Novartis Adds to Optogenetics Portfolio with Arctos Medical Buy

Harold Cunningham/Getty Images

Harold Cunningham/Getty Images

Novartis expands its optogenetics portfolio with the acquisition of Arctos Medical, cementing its commitment to optogenetics-based therapies to restore vision to patients with advanced blindness.

Harold Cunningham/Getty Images

Novartis is expanding its optogenetics portfolio with the acquisition of gene therapy company Arctos Medical. With the acquisition, Novartis will bolster its adeno-associated virus gene therapy-based options for different forms of genetically related blindness.

In a brief announcement this morning, Swiss pharma giant Novartis said the acquisition of Arctos underscores its commitment to using optogenetics-based therapies to restore vision to patients with advanced blindness. Optogenetics is a method that uses light to modulate molecular events in a targeted manner in living cells or organisms.

Jay Bradner, M.D., president of the Novartis Institutes for BioMedical Research, said optogenetics is becoming a promising therapeutic approach that might restore sight to patients who are legally blind. The Arctos approach has been developed for multiple conditions that can cause blindness, including inherited retinal dystrophies (IRDs) and age-related macular degeneration.

Unlike other gene therapies aimed at blindness, such as Spark Therapeutics’ Luxturna, the Arctos approach is not aimed at correcting a specific gene that causes blindness, which means its technology can address multiple forms of IRDs regardless of the underlying mutation. Mutations can cause IRDs in more than 100 genes. Arctos’ proprietary, light-sensitive optogene, initially developed at the University of Bern in Switzerland, is delivered to specific retinal cells through an AAV gene therapy. That changes the targeted cells into replacement photoreceptor-like cells. If the approach proves successful in the clinic, Novartis said a therapeutic based on this kind of technology could be used to treat any disease that causes blindness due to photoreceptor death.
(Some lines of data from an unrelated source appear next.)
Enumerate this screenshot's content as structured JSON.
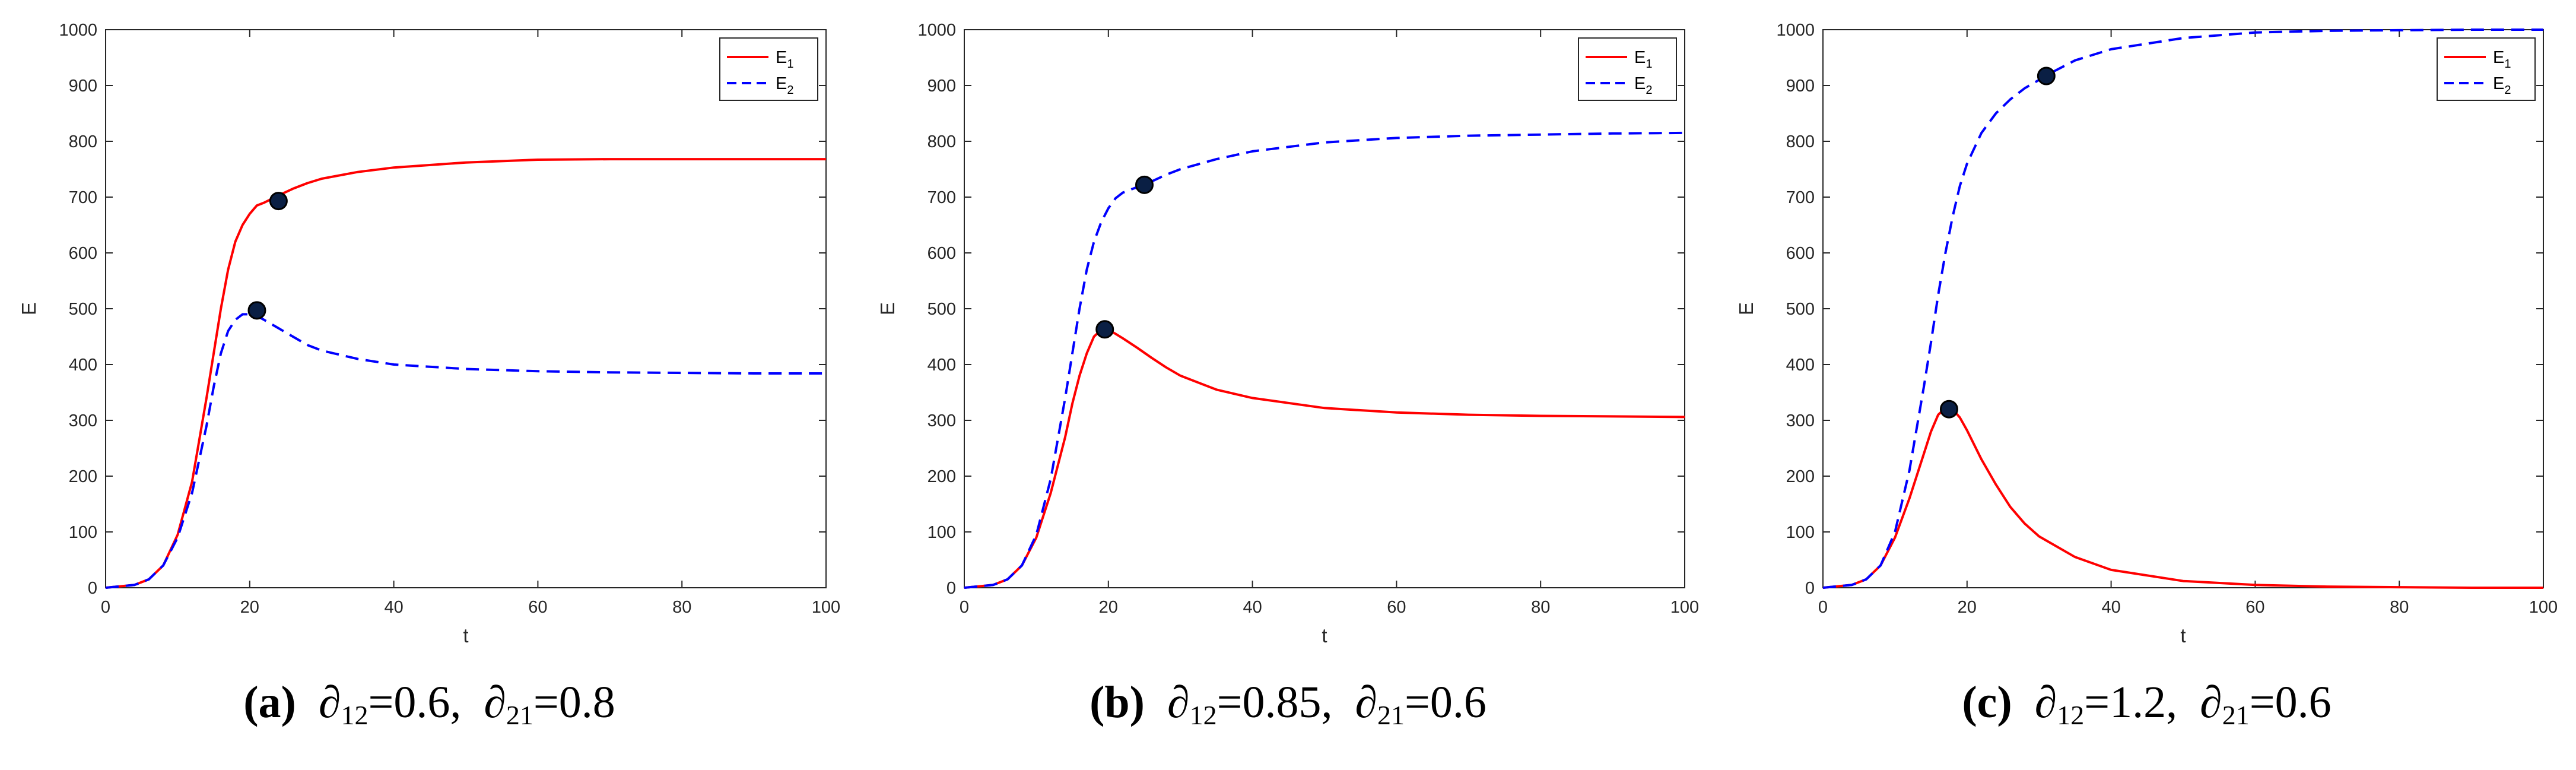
{
  "chart_data": [
    {
      "type": "line",
      "panel_id": "a",
      "caption": {
        "letter": "(a)",
        "p1_symbol": "∂",
        "p1_sub": "12",
        "p1_value": "0.6",
        "p2_symbol": "∂",
        "p2_sub": "21",
        "p2_value": "0.8"
      },
      "xlabel": "t",
      "ylabel": "E",
      "xlim": [
        0,
        100
      ],
      "ylim": [
        0,
        1000
      ],
      "xticks": [
        0,
        20,
        40,
        60,
        80,
        100
      ],
      "yticks": [
        0,
        100,
        200,
        300,
        400,
        500,
        600,
        700,
        800,
        900,
        1000
      ],
      "legend_position": "top-right",
      "series": [
        {
          "name": "E",
          "name_sub": "1",
          "color": "#ff0000",
          "dash": "solid",
          "x": [
            0,
            4,
            6,
            8,
            10,
            12,
            14,
            15,
            16,
            17,
            18,
            19,
            20,
            21,
            22,
            24,
            26,
            28,
            30,
            35,
            40,
            50,
            60,
            70,
            80,
            90,
            100
          ],
          "y": [
            0,
            5,
            15,
            40,
            95,
            190,
            340,
            420,
            500,
            570,
            620,
            650,
            670,
            685,
            690,
            703,
            715,
            725,
            733,
            745,
            753,
            762,
            767,
            768,
            768,
            768,
            768
          ]
        },
        {
          "name": "E",
          "name_sub": "2",
          "color": "#0000ff",
          "dash": "dashed",
          "x": [
            0,
            4,
            6,
            8,
            10,
            12,
            14,
            15,
            16,
            17,
            18,
            19,
            20,
            21,
            22,
            24,
            26,
            28,
            30,
            35,
            40,
            50,
            60,
            70,
            80,
            90,
            100
          ],
          "y": [
            0,
            5,
            15,
            40,
            90,
            170,
            290,
            360,
            420,
            460,
            480,
            490,
            490,
            487,
            480,
            465,
            450,
            435,
            425,
            410,
            400,
            392,
            388,
            386,
            385,
            384,
            384
          ]
        }
      ],
      "markers": [
        {
          "x": 24,
          "y": 693
        },
        {
          "x": 21,
          "y": 497
        }
      ]
    },
    {
      "type": "line",
      "panel_id": "b",
      "caption": {
        "letter": "(b)",
        "p1_symbol": "∂",
        "p1_sub": "12",
        "p1_value": "0.85",
        "p2_symbol": "∂",
        "p2_sub": "21",
        "p2_value": "0.6"
      },
      "xlabel": "t",
      "ylabel": "E",
      "xlim": [
        0,
        100
      ],
      "ylim": [
        0,
        1000
      ],
      "xticks": [
        0,
        20,
        40,
        60,
        80,
        100
      ],
      "yticks": [
        0,
        100,
        200,
        300,
        400,
        500,
        600,
        700,
        800,
        900,
        1000
      ],
      "legend_position": "top-right",
      "series": [
        {
          "name": "E",
          "name_sub": "1",
          "color": "#ff0000",
          "dash": "solid",
          "x": [
            0,
            4,
            6,
            8,
            10,
            12,
            14,
            15,
            16,
            17,
            18,
            19,
            20,
            21,
            22,
            24,
            26,
            28,
            30,
            35,
            40,
            50,
            60,
            70,
            80,
            90,
            100
          ],
          "y": [
            0,
            5,
            15,
            40,
            90,
            170,
            270,
            330,
            380,
            420,
            450,
            462,
            462,
            455,
            447,
            430,
            412,
            395,
            380,
            355,
            340,
            322,
            314,
            310,
            308,
            307,
            306
          ]
        },
        {
          "name": "E",
          "name_sub": "2",
          "color": "#0000ff",
          "dash": "dashed",
          "x": [
            0,
            4,
            6,
            8,
            10,
            12,
            14,
            15,
            16,
            17,
            18,
            19,
            20,
            21,
            22,
            24,
            26,
            28,
            30,
            35,
            40,
            50,
            60,
            70,
            80,
            90,
            100
          ],
          "y": [
            0,
            5,
            15,
            40,
            95,
            195,
            340,
            420,
            500,
            570,
            620,
            655,
            680,
            698,
            708,
            718,
            728,
            740,
            750,
            768,
            782,
            798,
            806,
            810,
            812,
            814,
            815
          ]
        }
      ],
      "markers": [
        {
          "x": 25,
          "y": 722
        },
        {
          "x": 19.5,
          "y": 463
        }
      ]
    },
    {
      "type": "line",
      "panel_id": "c",
      "caption": {
        "letter": "(c)",
        "p1_symbol": "∂",
        "p1_sub": "12",
        "p1_value": "1.2",
        "p2_symbol": "∂",
        "p2_sub": "21",
        "p2_value": "0.6"
      },
      "xlabel": "t",
      "ylabel": "E",
      "xlim": [
        0,
        100
      ],
      "ylim": [
        0,
        1000
      ],
      "xticks": [
        0,
        20,
        40,
        60,
        80,
        100
      ],
      "yticks": [
        0,
        100,
        200,
        300,
        400,
        500,
        600,
        700,
        800,
        900,
        1000
      ],
      "legend_position": "top-right",
      "series": [
        {
          "name": "E",
          "name_sub": "1",
          "color": "#ff0000",
          "dash": "solid",
          "x": [
            0,
            4,
            6,
            8,
            10,
            12,
            14,
            15,
            16,
            17,
            18,
            19,
            20,
            22,
            24,
            26,
            28,
            30,
            35,
            40,
            50,
            60,
            70,
            80,
            90,
            100
          ],
          "y": [
            0,
            5,
            15,
            40,
            90,
            160,
            240,
            280,
            310,
            322,
            320,
            305,
            282,
            230,
            185,
            145,
            115,
            92,
            55,
            32,
            12,
            5,
            2,
            1,
            0,
            0
          ]
        },
        {
          "name": "E",
          "name_sub": "2",
          "color": "#0000ff",
          "dash": "dashed",
          "x": [
            0,
            4,
            6,
            8,
            10,
            12,
            14,
            15,
            16,
            17,
            18,
            19,
            20,
            22,
            24,
            26,
            28,
            30,
            32,
            35,
            40,
            50,
            60,
            70,
            80,
            90,
            100
          ],
          "y": [
            0,
            5,
            15,
            40,
            100,
            210,
            360,
            440,
            525,
            600,
            665,
            720,
            760,
            815,
            850,
            875,
            895,
            910,
            925,
            945,
            965,
            985,
            995,
            998,
            999,
            1000,
            1000
          ]
        }
      ],
      "markers": [
        {
          "x": 31,
          "y": 917
        },
        {
          "x": 17.5,
          "y": 320
        }
      ]
    }
  ]
}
IRDs affect more than two million people across the globe. Many of these diseases lead to total blindness in patients. Age-related macular degeneration impacts millions more people than IRDs, approximately 170 million people globally. There are no curative therapies currently available for AMD.
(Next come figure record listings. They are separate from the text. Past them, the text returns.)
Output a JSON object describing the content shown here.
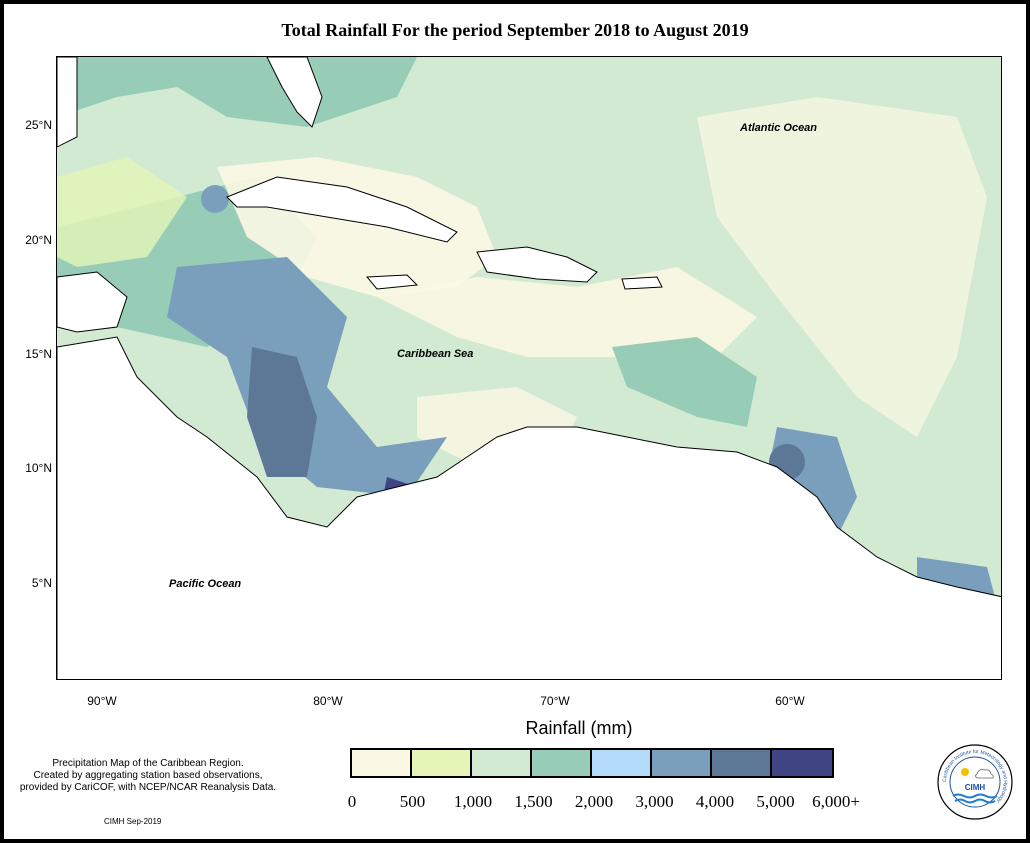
{
  "title": "Total Rainfall For the period September 2018 to August 2019",
  "map": {
    "y_axis_labels": [
      "25°N",
      "20°N",
      "15°N",
      "10°N",
      "5°N"
    ],
    "x_axis_labels": [
      "90°W",
      "80°W",
      "70°W",
      "60°W"
    ],
    "ocean_labels": {
      "atlantic": "Atlantic Ocean",
      "caribbean": "Caribbean Sea",
      "pacific": "Pacific Ocean"
    }
  },
  "legend": {
    "title": "Rainfall (mm)",
    "bins": [
      {
        "color": "#fbf8e4"
      },
      {
        "color": "#e5f5b7"
      },
      {
        "color": "#d3ead2"
      },
      {
        "color": "#97cdb7"
      },
      {
        "color": "#b2dbf9"
      },
      {
        "color": "#7a9fbd"
      },
      {
        "color": "#5c7896"
      },
      {
        "color": "#3e4582"
      }
    ],
    "tick_labels": [
      "0",
      "500",
      "1,000",
      "1,500",
      "2,000",
      "3,000",
      "4,000",
      "5,000",
      "6,000+"
    ]
  },
  "source_note": [
    "Precipitation Map of the Caribbean Region.",
    "Created by aggregating station based observations,",
    "provided by CariCOF, with NCEP/NCAR Reanalysis Data."
  ],
  "credit": "CIMH Sep-2019",
  "logo": {
    "text": "CIMH",
    "ring_text": "Caribbean Institute for Meteorology and Hydrology"
  }
}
“The Arctos technology builds on our conviction that optogenetic gene therapies may meaningfully help patients battling devastating eye diseases,” Bradner said in a statement.

According to Novartis, through the acquisition, the company gains one pre-clinical optogenetic AAV gene therapy program and Arctos’ proprietary technology introducing a distinct mechanism of action. The financial terms of the acquisition were not disclosed.
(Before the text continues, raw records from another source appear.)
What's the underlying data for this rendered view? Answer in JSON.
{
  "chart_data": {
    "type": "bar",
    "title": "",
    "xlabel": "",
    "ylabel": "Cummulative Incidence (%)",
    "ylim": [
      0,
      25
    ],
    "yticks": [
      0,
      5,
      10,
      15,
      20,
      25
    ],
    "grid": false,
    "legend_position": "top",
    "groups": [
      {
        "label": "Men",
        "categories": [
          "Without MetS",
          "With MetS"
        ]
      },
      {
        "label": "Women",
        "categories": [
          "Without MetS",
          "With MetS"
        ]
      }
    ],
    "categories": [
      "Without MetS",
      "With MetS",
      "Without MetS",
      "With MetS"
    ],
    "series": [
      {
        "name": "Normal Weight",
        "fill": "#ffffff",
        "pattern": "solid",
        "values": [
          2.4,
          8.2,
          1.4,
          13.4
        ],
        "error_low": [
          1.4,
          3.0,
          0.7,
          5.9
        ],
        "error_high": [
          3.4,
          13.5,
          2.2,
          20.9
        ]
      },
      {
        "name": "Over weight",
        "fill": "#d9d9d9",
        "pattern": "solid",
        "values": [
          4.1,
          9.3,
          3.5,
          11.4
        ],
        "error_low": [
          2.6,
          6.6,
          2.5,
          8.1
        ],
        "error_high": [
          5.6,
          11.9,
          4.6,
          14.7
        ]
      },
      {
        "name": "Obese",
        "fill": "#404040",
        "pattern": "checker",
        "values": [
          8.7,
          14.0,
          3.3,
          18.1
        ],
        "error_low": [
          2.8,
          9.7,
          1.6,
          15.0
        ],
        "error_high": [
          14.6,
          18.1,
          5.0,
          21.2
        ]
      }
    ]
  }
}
“We’ve watched this technology develop and mature into a therapeutic program that complements our existing portfolio and gives us new optogenetics technology to wield in our efforts to bring desperately needed therapeutic options to patients for these blinding diseases,” Cynthia Grosskreutz, global head of Ophthalmology at the Novartis Institutes for BioMedical Research, said in a statement.